Irgendwann in diesem Winter 45/46 – wir hausten noch in der Zimmerstraße – traf meine Mutter unsere ehemalige Hauswartin aus der Friedrichstraße. «Sagen sie mal, Frau Knetschke, haben Sie gewusst, dass unser nettes Fräulein Beier über all die Jahre einen Juden versteckt hat? In ihrer Wohnung!» Meine Mutter: «Ja, ja, das habe ich gewusst, und ich war wohl die einzige im Haus, die das wusste.» – «Aber, Frau Knetschke, mir hätten Sie das doch erzählen können!» – «Nee, Frau Lorenz, das hätte ich niemandem erzählen können und schon gar nicht ihnen.» Frau Lorenz, sie ruhe in Frieden, war vielleicht eine anständige Person, und ich hatte sie gemocht, aber da hatte es die Blockwarte gegeben, unangenehme, gefährliche Leute. Und wäre sie nicht sogar verpflichtet gewesen zu denunzieren, was in ihrem Haus passierte? Dieser Jude, zu dem ich «Onkel Fietze» sagte, überlebte auf wunderbare Weise die schreckliche Zeit. In den ganzen Jahren hatte er nie die Wohnung von Fräulein Beier verlassen, und meine Mutter als Mitwisserin hatte das Geheimnis dieser beiden gefährdeten Menschen gehütet. Ihm verdankten wir aufgrund seiner Stellung bei einer Behörde, dass uns die Wohnung in Schöneberg zugewiesen worden war. Anderthalb Zimmer im sogenannten Gartenhaus, kein Glas in den Fenstern, nur Pappe und Röntgenplatten. Kam man in die Wohnung, war gleich links die Küche mit dem großen Herd mit seinen Eisenringen, den man mit Holz befeuerte, rechter Hand eine Stufe zur Toilette; ein Badezimmer gab es nicht. Wir wuschen uns in einer Waschschüssel und ab und an leisteten wir uns eine Dusche im Stadtbad Schöneberg. Mir ist unvergesslich, wie stolz meine Mutter war, ein Sofa organisiert zu haben, mit schwarzweiß kariertem Stoff bezogen, das unser Wohnzimmer freundlich und wohnlich machte. Das Schlafzimmer war nur ein halbes Zimmer unter schräger Decke, darin standen das Elternbett und mein Bett, in dem ich schlief, bis ich achtzehn Jahre alt war, und in einer Ecke ein Tisch für meine Schularbeiten.

[1]

Ich ging ja wieder in die Schule. Allerdings war ich da nicht oft, und in meinem Zeugnis stand, dass ich fünfzig Tage gefehlt hätte. Schuld daran waren der Film und sein Regisseur, Gerhard Lamprecht.

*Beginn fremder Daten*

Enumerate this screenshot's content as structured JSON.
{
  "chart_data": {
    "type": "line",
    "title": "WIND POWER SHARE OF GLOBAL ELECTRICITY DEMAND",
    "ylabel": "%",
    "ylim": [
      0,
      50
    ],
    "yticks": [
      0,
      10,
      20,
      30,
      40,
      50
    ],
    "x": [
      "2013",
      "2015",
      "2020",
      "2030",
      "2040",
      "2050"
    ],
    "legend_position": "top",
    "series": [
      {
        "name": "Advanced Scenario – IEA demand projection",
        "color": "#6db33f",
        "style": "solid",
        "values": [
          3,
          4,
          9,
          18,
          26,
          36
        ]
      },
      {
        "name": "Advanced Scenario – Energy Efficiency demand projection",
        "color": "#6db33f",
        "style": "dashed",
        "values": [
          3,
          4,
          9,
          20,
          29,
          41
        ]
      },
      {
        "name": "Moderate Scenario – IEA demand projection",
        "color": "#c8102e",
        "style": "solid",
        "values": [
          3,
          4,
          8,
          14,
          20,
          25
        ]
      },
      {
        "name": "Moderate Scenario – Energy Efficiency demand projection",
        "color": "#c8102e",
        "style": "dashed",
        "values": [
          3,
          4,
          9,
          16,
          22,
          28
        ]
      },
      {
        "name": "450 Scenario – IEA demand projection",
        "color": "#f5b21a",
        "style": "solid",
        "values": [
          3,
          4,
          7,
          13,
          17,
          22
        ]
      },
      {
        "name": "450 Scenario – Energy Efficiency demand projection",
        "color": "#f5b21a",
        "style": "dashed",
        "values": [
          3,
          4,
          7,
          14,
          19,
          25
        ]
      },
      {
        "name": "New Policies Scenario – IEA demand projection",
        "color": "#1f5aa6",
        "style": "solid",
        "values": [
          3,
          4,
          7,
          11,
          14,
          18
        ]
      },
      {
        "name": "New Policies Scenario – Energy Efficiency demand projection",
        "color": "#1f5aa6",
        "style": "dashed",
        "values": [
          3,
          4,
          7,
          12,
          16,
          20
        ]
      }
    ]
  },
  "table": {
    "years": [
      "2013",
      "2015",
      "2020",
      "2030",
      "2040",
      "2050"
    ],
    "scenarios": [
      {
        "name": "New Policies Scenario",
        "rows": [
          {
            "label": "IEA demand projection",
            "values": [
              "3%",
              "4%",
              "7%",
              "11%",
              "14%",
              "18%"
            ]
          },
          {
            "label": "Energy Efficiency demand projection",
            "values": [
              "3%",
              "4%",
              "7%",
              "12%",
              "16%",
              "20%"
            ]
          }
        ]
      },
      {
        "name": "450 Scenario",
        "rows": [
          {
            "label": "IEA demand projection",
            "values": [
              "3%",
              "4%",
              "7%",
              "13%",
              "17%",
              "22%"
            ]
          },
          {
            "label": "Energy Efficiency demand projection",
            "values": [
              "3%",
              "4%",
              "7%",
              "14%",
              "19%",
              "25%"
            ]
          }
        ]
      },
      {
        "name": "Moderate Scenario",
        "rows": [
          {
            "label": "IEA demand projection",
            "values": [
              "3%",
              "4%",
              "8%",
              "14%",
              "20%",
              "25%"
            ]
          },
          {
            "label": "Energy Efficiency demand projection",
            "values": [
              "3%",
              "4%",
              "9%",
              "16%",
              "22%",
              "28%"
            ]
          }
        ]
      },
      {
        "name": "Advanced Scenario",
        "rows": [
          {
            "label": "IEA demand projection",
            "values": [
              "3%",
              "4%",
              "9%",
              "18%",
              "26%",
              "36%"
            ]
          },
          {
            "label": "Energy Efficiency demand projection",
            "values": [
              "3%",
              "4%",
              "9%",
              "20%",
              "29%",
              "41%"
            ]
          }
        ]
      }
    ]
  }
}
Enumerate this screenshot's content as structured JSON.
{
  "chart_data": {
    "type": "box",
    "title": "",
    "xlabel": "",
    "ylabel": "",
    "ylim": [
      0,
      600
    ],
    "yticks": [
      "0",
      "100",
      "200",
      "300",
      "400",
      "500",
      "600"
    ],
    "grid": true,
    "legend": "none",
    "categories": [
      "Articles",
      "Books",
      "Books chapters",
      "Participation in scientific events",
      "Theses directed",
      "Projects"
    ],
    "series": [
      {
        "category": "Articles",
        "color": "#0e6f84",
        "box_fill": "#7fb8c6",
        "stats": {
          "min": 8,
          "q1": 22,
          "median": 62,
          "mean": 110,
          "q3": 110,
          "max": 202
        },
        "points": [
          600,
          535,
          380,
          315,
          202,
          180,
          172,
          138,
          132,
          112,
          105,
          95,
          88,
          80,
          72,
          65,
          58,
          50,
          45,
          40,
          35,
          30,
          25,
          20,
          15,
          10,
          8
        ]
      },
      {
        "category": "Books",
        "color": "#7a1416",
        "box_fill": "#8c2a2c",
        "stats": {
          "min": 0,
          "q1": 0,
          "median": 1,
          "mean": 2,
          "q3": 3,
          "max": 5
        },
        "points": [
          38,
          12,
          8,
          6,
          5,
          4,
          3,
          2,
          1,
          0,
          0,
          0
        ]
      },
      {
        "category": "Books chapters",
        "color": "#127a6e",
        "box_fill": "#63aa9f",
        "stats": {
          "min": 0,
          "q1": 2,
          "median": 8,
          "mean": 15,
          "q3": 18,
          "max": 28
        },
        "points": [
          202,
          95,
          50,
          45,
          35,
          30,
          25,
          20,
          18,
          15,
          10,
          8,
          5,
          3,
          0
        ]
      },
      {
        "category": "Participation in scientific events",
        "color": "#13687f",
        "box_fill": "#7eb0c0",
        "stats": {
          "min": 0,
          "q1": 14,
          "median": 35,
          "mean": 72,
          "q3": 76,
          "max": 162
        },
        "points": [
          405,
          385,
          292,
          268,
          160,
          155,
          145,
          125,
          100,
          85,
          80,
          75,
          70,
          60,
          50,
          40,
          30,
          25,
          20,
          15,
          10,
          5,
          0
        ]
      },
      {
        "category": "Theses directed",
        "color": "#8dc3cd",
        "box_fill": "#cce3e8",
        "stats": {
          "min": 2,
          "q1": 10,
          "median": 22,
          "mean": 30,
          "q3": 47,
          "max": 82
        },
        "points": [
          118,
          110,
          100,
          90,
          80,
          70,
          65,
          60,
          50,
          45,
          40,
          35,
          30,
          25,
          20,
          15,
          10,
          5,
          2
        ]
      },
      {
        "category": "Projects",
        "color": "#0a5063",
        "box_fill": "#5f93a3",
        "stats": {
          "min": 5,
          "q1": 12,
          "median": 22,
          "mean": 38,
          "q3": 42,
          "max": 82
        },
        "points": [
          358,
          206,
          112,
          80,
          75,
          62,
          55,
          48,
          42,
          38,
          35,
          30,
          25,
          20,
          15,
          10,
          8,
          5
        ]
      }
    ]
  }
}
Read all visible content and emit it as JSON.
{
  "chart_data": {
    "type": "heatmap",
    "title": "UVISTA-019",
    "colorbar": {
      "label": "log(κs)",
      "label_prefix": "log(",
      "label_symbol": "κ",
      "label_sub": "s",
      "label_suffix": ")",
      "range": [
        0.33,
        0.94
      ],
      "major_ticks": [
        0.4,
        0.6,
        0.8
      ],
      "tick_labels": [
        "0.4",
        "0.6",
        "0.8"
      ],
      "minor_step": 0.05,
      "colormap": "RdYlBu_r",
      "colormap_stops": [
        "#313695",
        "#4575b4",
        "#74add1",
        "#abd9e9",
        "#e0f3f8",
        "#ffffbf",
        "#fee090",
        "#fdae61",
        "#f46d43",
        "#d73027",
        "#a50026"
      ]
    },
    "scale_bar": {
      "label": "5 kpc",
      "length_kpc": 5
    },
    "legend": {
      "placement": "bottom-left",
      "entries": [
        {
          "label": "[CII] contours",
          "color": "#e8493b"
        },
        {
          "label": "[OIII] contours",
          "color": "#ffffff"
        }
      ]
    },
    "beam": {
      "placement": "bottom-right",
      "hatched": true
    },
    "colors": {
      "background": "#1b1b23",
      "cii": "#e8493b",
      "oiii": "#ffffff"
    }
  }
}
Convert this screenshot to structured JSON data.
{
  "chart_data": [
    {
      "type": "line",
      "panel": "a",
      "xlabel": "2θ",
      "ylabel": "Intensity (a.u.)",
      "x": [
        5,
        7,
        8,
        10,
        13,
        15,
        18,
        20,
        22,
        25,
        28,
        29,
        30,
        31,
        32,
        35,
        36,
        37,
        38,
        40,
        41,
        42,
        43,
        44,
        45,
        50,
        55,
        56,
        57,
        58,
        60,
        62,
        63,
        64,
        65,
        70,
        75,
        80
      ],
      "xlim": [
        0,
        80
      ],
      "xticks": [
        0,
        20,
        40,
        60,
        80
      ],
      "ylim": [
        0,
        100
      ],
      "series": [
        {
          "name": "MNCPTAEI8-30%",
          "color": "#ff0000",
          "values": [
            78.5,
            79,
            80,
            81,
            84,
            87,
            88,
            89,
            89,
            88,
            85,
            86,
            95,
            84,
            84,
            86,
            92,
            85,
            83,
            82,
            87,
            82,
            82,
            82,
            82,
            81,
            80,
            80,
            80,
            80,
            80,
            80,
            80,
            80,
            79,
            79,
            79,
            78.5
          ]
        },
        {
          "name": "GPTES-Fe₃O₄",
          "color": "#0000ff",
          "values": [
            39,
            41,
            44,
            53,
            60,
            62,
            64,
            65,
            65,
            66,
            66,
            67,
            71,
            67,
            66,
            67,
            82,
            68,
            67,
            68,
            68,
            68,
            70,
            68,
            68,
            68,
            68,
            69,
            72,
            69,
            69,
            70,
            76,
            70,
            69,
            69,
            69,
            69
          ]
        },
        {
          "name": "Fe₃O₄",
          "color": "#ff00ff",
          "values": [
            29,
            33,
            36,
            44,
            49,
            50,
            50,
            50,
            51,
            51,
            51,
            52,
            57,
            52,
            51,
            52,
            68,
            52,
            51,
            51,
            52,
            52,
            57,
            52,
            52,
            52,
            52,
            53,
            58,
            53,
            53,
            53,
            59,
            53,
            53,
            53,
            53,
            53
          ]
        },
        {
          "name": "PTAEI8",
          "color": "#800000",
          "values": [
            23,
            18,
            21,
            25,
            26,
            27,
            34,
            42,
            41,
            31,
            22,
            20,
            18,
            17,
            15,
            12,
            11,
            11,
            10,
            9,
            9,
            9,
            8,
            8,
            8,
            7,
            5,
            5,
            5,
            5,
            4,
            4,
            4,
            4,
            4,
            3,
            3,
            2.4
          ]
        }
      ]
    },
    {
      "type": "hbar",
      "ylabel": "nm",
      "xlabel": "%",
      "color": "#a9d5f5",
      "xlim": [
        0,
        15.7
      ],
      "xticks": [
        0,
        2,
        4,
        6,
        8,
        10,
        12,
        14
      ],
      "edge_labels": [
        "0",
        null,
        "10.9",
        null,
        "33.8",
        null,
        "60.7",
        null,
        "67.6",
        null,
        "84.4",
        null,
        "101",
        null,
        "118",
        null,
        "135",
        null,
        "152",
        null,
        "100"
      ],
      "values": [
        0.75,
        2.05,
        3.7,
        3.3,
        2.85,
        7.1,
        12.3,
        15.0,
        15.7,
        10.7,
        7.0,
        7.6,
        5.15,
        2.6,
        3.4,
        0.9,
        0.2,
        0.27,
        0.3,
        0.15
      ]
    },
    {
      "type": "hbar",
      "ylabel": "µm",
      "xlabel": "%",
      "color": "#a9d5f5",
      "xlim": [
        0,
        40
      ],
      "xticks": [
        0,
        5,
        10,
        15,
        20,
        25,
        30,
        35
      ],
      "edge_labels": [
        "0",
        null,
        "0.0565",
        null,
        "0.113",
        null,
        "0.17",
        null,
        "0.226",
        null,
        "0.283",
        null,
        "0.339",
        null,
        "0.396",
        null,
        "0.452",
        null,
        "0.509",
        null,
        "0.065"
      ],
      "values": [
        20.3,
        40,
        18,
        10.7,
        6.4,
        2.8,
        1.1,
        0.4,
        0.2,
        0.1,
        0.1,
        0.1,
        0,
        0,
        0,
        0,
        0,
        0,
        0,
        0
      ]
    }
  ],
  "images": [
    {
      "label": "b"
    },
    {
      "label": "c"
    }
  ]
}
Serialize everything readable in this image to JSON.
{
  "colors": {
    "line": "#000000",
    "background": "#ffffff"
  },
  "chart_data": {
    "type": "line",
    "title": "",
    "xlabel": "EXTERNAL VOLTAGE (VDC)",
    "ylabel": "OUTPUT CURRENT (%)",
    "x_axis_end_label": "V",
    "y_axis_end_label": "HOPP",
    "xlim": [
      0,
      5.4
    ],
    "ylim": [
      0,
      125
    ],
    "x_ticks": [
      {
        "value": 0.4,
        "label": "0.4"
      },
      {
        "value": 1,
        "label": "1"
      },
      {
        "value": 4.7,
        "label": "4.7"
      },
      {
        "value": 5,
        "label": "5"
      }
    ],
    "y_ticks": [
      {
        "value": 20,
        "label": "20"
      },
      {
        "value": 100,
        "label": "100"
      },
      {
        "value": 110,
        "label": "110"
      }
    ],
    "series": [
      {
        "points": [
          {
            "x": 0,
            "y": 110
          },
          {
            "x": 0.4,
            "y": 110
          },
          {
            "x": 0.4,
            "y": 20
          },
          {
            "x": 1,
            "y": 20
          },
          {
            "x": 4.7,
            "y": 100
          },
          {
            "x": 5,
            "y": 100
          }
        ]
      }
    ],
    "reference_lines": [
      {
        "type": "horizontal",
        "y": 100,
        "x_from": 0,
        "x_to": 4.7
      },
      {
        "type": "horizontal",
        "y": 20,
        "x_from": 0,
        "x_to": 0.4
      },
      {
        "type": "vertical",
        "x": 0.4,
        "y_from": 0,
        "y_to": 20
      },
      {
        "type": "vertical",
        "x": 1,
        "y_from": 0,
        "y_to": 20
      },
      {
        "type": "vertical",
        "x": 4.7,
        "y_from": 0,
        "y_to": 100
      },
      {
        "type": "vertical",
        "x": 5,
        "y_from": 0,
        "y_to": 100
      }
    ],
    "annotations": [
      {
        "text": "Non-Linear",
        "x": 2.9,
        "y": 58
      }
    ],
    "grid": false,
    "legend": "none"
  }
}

Zufall? Schicksal? Was wäre gewesen, hätte ich diesen Mann nicht getroffen? Was wäre aus mir geworden? Wieso saß er in derselben Straßenbahn und erzählte mir später, dass er mich schon einmal gesehen hätte mit dieser Mütze, da sei ich ihm aber entwischt. Zufall? Mir damals nicht bewusst, war es eine Art Startschuss, eine Aussicht auf etwas, das besser aussah als alles, was meine Eltern erlebt hatten. Es hat dann einige Jahre gedauert, bis ich dachte, dass dies ein Beruf sein könnte: Theater zu spielen, vor einer Kamera zu stehen. Damals war es ein Privileg, verglichen mit dem Schicksal meiner Kumpels auf der Straße. Ich verdiente schon Geld, wurde zum Drehen mit dem Auto abgeholt, einem Opel P4 mit Holzvergaser, und auch wieder nach Hause gebracht. Aber genauso wichtig war es mir, beim Schlagball, beim Fußball und den Kämpfen in den Trümmern gegen die Kinder anderer Straßen einer von ihnen zu sein.

[2]Charles mit Chauffeur und Horst Trinkaus

Als ich meiner Mutter von der Begegnung mit dem Filmregisseur erzählte, lachte sie sich kringelig. Umso mehr staunte sie dann, als es am nächsten Tag tatsächlich bei uns klingelte, ein Herr Körner sich als Aufnahmeleiter vorstellte und uns erzählte, was es mit diesem Film auf sich habe. Ein Film mit vielen Kindern, ein Film über Kinder in den Trümmern von Berlin. Irgendwann gebe es ein Treffen mit dem Regisseur und den Kindern in der Krummen Straße in Charlottenburg. Da werde ausgesucht, wer dabei sei und wer nicht. Ob ich nicht Lust hätte, auch mitzumachen? Und ob ich hatte! Mutter hatte nichts dagegen, und Vater war zwar gerade mal wieder nicht zu Hause, aber es war klar, dass auch er es toll finden würde.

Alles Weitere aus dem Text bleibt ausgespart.